PRICE RISE: In good news for landlords, rental prices are rising around CQ.
PRICE RISE: In good news for landlords, rental prices are rising around CQ. KentWeakley

ANALYSIS: Mixed performance for CQ's rental properties

RENTAL prices are on the way up around Central Queensland but the best results are out west according to Bella Exposito.

The latest results published by REIQ's Queensland Market Monitor comparing rents in paid in September 2018 with September 2017, with the results painting a mixed picture of the varying economic activity and employment of towns and cities around our region.

Locally, Rockhampton and Livingstone's improving vacancy rates have lead to $10 increases to rents over the year with Rockhampton averaging $280 per week and Livingstone $300 per week.

Gladstone recorded a better result with their rent rising $30 over the year to $220.

Thriving on the back of increasing employment and mining activity over the past year, Mackay's rent jumped by $40 per week to $340.

But it was the Isaac and Central Highlands regions that were the star performers in the rental statistics.

On average Isaac rose $40 per week over the year but certain townships recorded better results than others with Clermon rising $25, Middlemount $50 and Moranbah topping the region with an $80 increase in average rents.

After 32 years in the real estate industry, Moranbah Real Estate Principal Ms Exposito said the rental market was clawing back some of the significant losses they sustained in the downturn when over 300 properties sat vacant.

"(The market is) just starting to move. We're increasing rents up to $50 to $100 per week but starting at $30," Ms Exposito said.

"It's not a boom yet, the sales part is very quiet but the rental market is moving beautifully.

"We don't have many properties to rent, we have 13 left and there's about 39 (total) in Moranbah."

With some rentals starting at an affordable $180 per week, Ms Exposito said some people were moving back to the region.

She said there was a lot of positivity about the future thanks to the turn around in the rental market

"A lot of people are moving into Moranbah now, compared to two years ago when they were fly-in fly-out," she said.

"Families are moving in which is good news for the community.

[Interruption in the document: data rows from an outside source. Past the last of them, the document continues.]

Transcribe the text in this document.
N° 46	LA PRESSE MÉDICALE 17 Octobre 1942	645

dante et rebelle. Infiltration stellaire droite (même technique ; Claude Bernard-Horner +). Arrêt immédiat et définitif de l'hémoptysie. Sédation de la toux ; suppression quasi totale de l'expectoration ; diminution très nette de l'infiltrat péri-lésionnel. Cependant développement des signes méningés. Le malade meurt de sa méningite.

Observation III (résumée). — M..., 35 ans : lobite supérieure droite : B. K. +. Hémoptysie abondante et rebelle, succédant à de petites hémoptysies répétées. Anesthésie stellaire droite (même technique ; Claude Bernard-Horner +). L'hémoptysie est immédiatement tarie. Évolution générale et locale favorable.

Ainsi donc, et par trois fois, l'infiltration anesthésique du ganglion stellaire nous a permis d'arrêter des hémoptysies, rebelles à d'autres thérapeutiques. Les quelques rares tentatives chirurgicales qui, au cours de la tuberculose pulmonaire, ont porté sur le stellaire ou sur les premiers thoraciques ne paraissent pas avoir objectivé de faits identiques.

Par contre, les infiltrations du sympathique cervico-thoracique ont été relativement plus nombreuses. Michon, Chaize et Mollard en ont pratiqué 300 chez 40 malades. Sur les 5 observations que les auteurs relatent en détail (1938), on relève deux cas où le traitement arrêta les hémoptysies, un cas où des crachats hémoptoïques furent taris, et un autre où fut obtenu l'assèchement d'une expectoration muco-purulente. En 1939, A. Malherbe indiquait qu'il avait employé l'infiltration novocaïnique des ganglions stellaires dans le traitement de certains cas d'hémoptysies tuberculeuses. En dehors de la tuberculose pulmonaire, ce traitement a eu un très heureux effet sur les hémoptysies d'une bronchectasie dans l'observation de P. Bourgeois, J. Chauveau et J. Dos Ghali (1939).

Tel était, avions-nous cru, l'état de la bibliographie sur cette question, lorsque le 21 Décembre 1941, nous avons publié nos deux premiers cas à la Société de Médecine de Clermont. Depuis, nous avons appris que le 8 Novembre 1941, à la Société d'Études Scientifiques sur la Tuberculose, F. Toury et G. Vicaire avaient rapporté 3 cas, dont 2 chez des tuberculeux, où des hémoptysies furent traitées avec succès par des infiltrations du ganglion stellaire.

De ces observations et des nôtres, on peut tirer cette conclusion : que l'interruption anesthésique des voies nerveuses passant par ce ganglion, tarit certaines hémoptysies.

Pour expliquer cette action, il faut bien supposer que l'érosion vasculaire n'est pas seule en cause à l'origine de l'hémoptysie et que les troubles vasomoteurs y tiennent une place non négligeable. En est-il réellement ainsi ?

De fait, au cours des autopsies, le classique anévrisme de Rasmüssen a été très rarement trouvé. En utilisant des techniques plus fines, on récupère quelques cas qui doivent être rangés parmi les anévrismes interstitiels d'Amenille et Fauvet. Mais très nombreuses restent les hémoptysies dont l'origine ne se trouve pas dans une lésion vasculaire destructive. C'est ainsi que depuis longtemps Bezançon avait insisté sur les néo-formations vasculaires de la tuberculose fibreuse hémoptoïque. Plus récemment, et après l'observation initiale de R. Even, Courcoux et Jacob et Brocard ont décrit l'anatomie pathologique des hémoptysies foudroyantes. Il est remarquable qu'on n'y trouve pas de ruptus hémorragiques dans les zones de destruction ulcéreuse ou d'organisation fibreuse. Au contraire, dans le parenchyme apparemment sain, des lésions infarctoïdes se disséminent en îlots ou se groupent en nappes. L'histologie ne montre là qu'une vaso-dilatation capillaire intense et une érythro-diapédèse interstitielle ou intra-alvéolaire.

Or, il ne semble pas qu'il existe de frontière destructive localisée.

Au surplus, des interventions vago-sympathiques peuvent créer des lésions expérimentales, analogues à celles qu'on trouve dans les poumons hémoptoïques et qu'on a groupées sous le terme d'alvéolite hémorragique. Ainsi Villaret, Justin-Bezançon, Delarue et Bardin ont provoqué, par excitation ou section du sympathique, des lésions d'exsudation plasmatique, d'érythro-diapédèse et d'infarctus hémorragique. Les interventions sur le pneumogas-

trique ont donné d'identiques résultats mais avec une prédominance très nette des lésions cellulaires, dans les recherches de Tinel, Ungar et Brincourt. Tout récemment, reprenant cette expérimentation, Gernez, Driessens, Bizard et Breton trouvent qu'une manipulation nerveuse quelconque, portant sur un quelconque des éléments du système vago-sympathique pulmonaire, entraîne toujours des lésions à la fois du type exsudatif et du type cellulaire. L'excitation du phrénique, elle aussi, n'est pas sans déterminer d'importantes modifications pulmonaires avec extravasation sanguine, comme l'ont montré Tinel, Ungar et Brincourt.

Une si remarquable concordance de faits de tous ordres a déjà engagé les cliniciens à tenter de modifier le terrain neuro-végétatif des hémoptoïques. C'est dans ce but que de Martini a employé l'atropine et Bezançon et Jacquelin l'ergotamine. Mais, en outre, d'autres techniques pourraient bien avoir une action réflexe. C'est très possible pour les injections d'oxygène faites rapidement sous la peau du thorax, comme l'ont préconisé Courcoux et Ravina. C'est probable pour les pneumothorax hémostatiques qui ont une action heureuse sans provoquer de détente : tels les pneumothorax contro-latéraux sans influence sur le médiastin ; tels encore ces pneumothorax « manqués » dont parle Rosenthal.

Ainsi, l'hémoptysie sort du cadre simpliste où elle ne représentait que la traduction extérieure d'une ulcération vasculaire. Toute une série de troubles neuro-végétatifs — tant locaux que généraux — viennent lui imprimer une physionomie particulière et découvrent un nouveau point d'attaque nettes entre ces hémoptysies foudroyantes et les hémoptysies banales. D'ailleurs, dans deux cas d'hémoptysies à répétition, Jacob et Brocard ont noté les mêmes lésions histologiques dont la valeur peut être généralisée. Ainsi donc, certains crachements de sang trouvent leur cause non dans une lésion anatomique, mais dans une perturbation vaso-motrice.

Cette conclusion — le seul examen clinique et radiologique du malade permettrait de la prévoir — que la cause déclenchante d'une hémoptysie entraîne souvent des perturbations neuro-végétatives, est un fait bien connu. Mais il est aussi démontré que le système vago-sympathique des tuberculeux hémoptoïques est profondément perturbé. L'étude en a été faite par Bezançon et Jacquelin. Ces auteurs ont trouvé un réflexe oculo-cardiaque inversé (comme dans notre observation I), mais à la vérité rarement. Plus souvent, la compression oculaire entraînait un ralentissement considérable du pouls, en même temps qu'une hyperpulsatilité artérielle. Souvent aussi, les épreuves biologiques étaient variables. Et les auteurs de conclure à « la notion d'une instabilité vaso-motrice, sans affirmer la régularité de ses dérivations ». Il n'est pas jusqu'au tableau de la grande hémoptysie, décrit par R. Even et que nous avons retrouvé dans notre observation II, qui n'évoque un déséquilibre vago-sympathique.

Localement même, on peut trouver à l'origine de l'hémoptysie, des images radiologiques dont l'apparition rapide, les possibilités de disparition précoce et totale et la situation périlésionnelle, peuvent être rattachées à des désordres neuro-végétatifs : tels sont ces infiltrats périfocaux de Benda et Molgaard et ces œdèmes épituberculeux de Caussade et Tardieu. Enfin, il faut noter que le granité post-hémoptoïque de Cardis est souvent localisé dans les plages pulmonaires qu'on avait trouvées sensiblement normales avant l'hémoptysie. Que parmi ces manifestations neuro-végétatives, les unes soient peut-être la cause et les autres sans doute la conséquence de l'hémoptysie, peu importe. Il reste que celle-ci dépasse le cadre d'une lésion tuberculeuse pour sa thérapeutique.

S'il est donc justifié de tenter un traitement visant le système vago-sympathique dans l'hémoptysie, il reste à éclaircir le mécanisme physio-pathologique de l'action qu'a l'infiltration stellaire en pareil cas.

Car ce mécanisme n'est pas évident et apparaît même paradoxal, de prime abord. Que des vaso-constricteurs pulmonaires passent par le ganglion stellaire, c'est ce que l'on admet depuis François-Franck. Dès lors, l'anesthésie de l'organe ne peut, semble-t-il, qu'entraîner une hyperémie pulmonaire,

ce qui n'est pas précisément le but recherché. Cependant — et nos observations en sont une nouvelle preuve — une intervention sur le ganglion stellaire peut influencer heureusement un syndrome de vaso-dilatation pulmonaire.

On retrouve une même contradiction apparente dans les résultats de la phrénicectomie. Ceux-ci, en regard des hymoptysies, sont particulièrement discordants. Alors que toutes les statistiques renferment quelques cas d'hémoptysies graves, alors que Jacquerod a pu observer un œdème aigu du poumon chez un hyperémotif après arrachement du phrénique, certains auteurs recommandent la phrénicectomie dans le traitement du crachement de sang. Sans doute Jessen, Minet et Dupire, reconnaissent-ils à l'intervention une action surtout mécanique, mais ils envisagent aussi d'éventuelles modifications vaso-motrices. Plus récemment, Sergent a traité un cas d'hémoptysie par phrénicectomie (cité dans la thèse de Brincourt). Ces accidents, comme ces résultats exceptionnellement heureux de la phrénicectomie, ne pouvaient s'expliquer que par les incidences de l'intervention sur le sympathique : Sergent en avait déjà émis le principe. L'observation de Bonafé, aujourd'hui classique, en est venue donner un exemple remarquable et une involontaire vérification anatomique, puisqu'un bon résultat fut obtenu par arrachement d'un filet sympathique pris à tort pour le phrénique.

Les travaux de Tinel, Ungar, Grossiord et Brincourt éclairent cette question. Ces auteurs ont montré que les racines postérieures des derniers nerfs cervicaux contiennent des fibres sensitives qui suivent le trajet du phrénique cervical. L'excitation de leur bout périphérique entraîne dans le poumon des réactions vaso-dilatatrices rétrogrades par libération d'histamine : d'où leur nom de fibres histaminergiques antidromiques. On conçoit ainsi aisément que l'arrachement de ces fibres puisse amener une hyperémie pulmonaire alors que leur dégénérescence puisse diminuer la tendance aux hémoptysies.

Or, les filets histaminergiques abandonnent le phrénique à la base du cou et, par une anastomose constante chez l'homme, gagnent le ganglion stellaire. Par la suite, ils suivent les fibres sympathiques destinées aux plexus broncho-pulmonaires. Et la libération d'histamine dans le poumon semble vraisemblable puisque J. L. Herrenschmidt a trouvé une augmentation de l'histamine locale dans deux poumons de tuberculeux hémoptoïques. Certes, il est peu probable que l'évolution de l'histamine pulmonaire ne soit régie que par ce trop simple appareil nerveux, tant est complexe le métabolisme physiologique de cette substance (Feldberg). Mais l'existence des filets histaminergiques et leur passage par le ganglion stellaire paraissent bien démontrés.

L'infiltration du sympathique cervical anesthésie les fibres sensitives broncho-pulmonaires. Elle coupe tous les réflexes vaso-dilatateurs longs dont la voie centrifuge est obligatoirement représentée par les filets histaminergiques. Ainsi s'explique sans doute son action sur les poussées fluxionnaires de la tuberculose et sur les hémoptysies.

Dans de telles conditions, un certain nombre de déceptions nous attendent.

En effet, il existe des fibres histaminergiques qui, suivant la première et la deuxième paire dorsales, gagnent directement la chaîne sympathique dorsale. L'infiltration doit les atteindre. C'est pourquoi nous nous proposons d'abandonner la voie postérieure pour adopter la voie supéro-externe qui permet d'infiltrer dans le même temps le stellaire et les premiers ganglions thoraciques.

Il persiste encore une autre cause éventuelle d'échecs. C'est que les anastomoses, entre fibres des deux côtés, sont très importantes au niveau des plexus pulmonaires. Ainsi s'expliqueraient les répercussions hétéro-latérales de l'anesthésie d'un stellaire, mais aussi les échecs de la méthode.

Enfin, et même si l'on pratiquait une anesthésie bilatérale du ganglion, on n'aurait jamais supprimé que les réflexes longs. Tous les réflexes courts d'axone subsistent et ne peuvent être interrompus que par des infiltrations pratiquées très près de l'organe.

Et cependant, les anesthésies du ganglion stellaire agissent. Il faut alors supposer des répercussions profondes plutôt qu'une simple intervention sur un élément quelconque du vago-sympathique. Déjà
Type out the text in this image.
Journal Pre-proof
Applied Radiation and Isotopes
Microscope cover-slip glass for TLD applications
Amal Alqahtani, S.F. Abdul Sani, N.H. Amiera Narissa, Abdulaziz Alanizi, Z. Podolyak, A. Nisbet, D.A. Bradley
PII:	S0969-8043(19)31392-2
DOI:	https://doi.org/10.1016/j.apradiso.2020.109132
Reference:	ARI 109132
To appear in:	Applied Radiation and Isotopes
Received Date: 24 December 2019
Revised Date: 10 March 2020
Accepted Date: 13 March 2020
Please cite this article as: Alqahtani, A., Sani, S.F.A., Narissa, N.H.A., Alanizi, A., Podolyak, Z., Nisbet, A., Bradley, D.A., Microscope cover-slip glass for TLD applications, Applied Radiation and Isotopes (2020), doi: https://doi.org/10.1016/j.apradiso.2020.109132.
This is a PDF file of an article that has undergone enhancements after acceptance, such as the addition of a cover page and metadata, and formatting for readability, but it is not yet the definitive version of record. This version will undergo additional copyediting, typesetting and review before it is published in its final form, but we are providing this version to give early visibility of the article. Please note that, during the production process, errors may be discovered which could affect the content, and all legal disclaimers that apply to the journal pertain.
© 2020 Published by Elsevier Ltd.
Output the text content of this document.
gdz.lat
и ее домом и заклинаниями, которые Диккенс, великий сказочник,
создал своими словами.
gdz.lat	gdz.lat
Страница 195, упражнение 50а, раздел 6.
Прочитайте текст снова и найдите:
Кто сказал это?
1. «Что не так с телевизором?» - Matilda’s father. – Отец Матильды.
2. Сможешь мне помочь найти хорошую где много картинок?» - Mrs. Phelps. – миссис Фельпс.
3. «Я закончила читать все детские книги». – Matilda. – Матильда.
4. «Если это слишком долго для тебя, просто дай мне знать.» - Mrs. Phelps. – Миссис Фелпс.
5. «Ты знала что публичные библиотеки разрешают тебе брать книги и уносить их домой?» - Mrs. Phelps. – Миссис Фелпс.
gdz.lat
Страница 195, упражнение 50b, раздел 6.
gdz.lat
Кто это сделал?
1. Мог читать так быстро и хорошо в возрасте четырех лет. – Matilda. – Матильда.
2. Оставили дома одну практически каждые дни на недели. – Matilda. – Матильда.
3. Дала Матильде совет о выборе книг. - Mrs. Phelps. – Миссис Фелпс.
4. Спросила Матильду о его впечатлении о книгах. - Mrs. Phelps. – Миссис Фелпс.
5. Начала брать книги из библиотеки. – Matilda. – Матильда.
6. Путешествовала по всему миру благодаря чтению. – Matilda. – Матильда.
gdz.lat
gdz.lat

"It's an improvement for us and the investors as well because their properties are getting rented and we don't have a lot of vacancies."

At the height of the boom, she said renters were paying up to $4000 per week for an executive four bedroom property.

When the market crashed, these properties rented for $350 per week.

With the market was on the way back, executive property rents were increasing by $150 to $200 up to approximately $700 per week.

"It is supply and demand and at the moment, when there isn't a lot of good supply, there's a lot of demand," she said.

She said increasing employment from local mine projects, combined with changes to FIFO arrangements, were encouraging workers to move to the region with their families.

"From January, I think we had about 17 people move to Moranbah to live here instead fly-in fly-out or drive-in and drive-out," Ms Exposito said.

"Because if you have family, it's very hard without both parents around.

"I think you can only take on FIFO for so long, you do get sick of camp food, and at least they get to see their children at the end of the shift."

Ms Exposito said it wasn't just Moranbah prospering but "all around the Central Highlands was moving".

In the Central Highlands, the QMM report identified an average rental price rise of $30 per week with Blackwater rising $35 and Emerald a healthy $45.

In the two years, Kahla Button has worked as a property manager for Emerald's LJ Hooker managing over 300 properties, she's seen the market gradually fight its way back.

She said over the past year, a four bedroom property which was averaging a rent of $300 per week was now collecting $350 per week.

"From what we're seeing with people applying, there's a lot of new families moving to the area for work," Ms Button said.

She said it wasn't solely mining roles that was drawing people to the region and she remained optimistic that the trend of growth would continue.